DOZENS OF REDUNDANCIES AS CU-RIVER MINE NEAR COOBER PEDY CLOSES

Cairn Hill Mine near Coober Pedy

DOZENS of mining workers have been made redundant a week before Christmas following the sudden closure of the CU-River’s Cairn Hill mine.

The company has now confirmed the closure of the iron-ore mine, 50km southeast of Coober Pedy, which had employed about 80 people; many from the local area.

The mine, within the Woomera Prohibited Area, had only reopened earlier this year after production ceased in late 2017.

In a statement issued to the Coober Pedy Regional Times this week, CU-River said its joint-venture partner, Jiujiang Mining Australia, had withdrawn from the project and as a result “the majority of staff will be made redundant”.

A small number of employees would remain on site to assist with the closure.

The statement attributed the closure to the Defence Department denying CU-River’s $270 million expansion plan, which would have included a minerals concentrator and other infrastructure.

The company was also denied access to the nearby Snaefell deposit.

It had planned to develop the Snaefell and Tomahawk iron-ore deposits in a move that could have created another 350 jobs over the next seven years.

Local employees were told of the redundancies on Friday when they arrived at work.

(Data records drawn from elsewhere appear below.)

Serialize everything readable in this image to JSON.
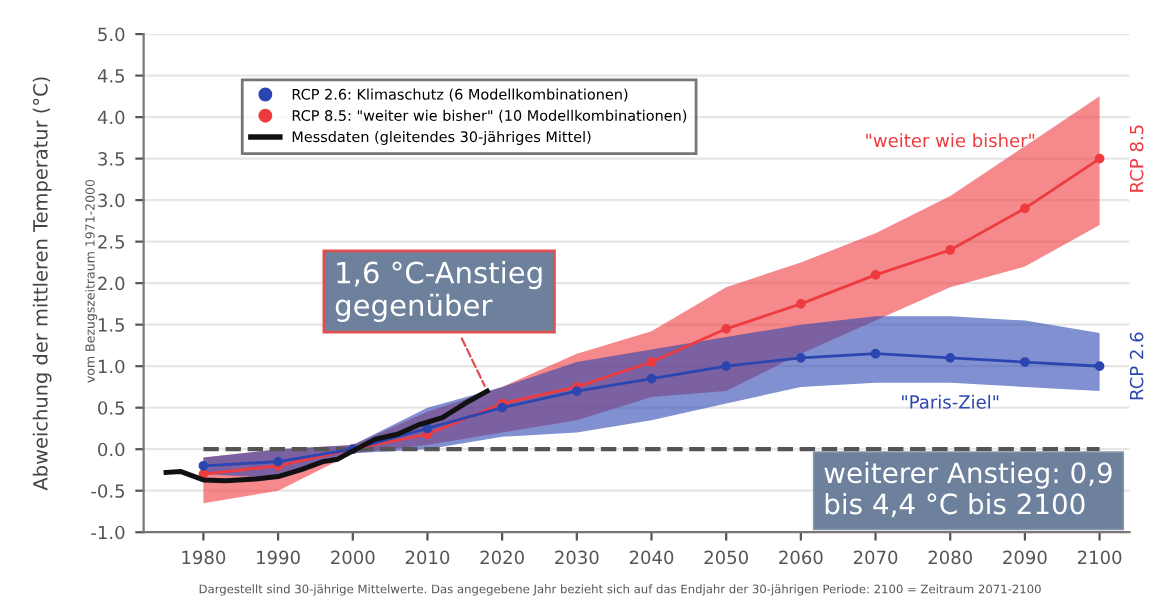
{
  "chart_data": {
    "type": "line",
    "ylabel": "Abweichung der mittleren Temperatur (°C)",
    "annotations": [
      "vom Bezugszeitraum 1971-2000",
      {
        "text": "1,6 °C-Anstieg\ngegenüber",
        "x": 2018,
        "y": 0.7
      },
      "weiterer Anstieg: 0,9\nbis 4,4 °C bis 2100",
      "Dargestellt sind 30-jährige Mittelwerte. Das angegebene Jahr bezieht sich auf das Endjahr der 30-jährigen Periode: 2100 = Zeitraum 2071-2100",
      "\"weiter wie bisher\"",
      "\"Paris-Ziel\"",
      "RCP 8.5",
      "RCP 2.6"
    ],
    "x": [
      1980,
      1990,
      2000,
      2010,
      2020,
      2030,
      2040,
      2050,
      2060,
      2070,
      2080,
      2090,
      2100
    ],
    "series": [
      {
        "name": "RCP 8.5: \"weiter wie bisher\" (10 Modellkombinationen)",
        "color": "#ee3b3f",
        "marker": "circle",
        "values": [
          -0.3,
          -0.2,
          0.0,
          0.18,
          0.55,
          0.75,
          1.05,
          1.45,
          1.75,
          2.1,
          2.4,
          2.9,
          3.5
        ],
        "lower": [
          -0.65,
          -0.5,
          -0.05,
          0.05,
          0.2,
          0.35,
          0.63,
          0.7,
          1.15,
          1.55,
          1.95,
          2.2,
          2.7
        ],
        "upper": [
          -0.1,
          0.0,
          0.05,
          0.45,
          0.75,
          1.15,
          1.42,
          1.95,
          2.25,
          2.6,
          3.05,
          3.65,
          4.25
        ]
      },
      {
        "name": "RCP 2.6: Klimaschutz (6 Modellkombinationen)",
        "color": "#2b46b0",
        "marker": "circle",
        "values": [
          -0.2,
          -0.15,
          0.0,
          0.25,
          0.5,
          0.7,
          0.85,
          1.0,
          1.1,
          1.15,
          1.1,
          1.05,
          1.0
        ],
        "lower": [
          -0.3,
          -0.35,
          -0.05,
          0.0,
          0.15,
          0.2,
          0.35,
          0.55,
          0.75,
          0.8,
          0.8,
          0.75,
          0.7
        ],
        "upper": [
          -0.1,
          0.0,
          0.05,
          0.5,
          0.75,
          1.05,
          1.2,
          1.35,
          1.5,
          1.6,
          1.6,
          1.55,
          1.4
        ]
      },
      {
        "name": "Messdaten (gleitendes 30-jähriges Mittel)",
        "color": "#111111",
        "marker": "none",
        "x": [
          1975,
          1977,
          1980,
          1983,
          1987,
          1990,
          1993,
          1996,
          1998,
          2000,
          2003,
          2006,
          2009,
          2012,
          2015,
          2018
        ],
        "values": [
          -0.28,
          -0.27,
          -0.37,
          -0.38,
          -0.36,
          -0.33,
          -0.25,
          -0.15,
          -0.12,
          -0.02,
          0.12,
          0.18,
          0.3,
          0.38,
          0.55,
          0.7
        ]
      }
    ],
    "ref_lines": [
      {
        "axis": "y",
        "value": 0,
        "color": "#555555",
        "line_style": "dashed"
      }
    ],
    "xlim": [
      1972,
      2104
    ],
    "xticks": [
      1980,
      1990,
      2000,
      2010,
      2020,
      2030,
      2040,
      2050,
      2060,
      2070,
      2080,
      2090,
      2100
    ],
    "ylim": [
      -1,
      5
    ],
    "yticks": [
      {
        "value": -1,
        "label": "-1.0"
      },
      {
        "value": -0.5,
        "label": "-0.5"
      },
      {
        "value": 0,
        "label": "0.0"
      },
      {
        "value": 0.5,
        "label": "0.5"
      },
      {
        "value": 1,
        "label": "1.0"
      },
      {
        "value": 1.5,
        "label": "1.5"
      },
      {
        "value": 2,
        "label": "2.0"
      },
      {
        "value": 2.5,
        "label": "2.5"
      },
      {
        "value": 3,
        "label": "3.0"
      },
      {
        "value": 3.5,
        "label": "3.5"
      },
      {
        "value": 4,
        "label": "4.0"
      },
      {
        "value": 4.5,
        "label": "4.5"
      },
      {
        "value": 5,
        "label": "5.0"
      }
    ],
    "grid": "y",
    "legend": "top left",
    "line_style": "solid"
  }
}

Problems obtaining permits to operate near Woomera was given as a basic reason. A good number of Coober Pedy families now face an uncertain future with the mine closure.

JMA concluded that “in absence of the approval to construct a processing plant, it was not an economically viable option at current iron-ore prices to continue mining with dry magnetic separation and the longer the operations continued, the greater the economic loss the company would face”.

CU-River Mining, which was established by Adelaide businessman Yong Gang Shan, said the closure would not affect its development of an iron ore port at Port Augusta.

The Chinese-backed company bought the former site of Alinta Energy’s Northern and Playford coal-fired power stations to build a port and export up to 15 million tonnes of iron ore a year.

More than 150 people would be needed during construction and up to 100 permanent positions would be created once it was finished.

Iron ore has been railed for export through Port Adelaide.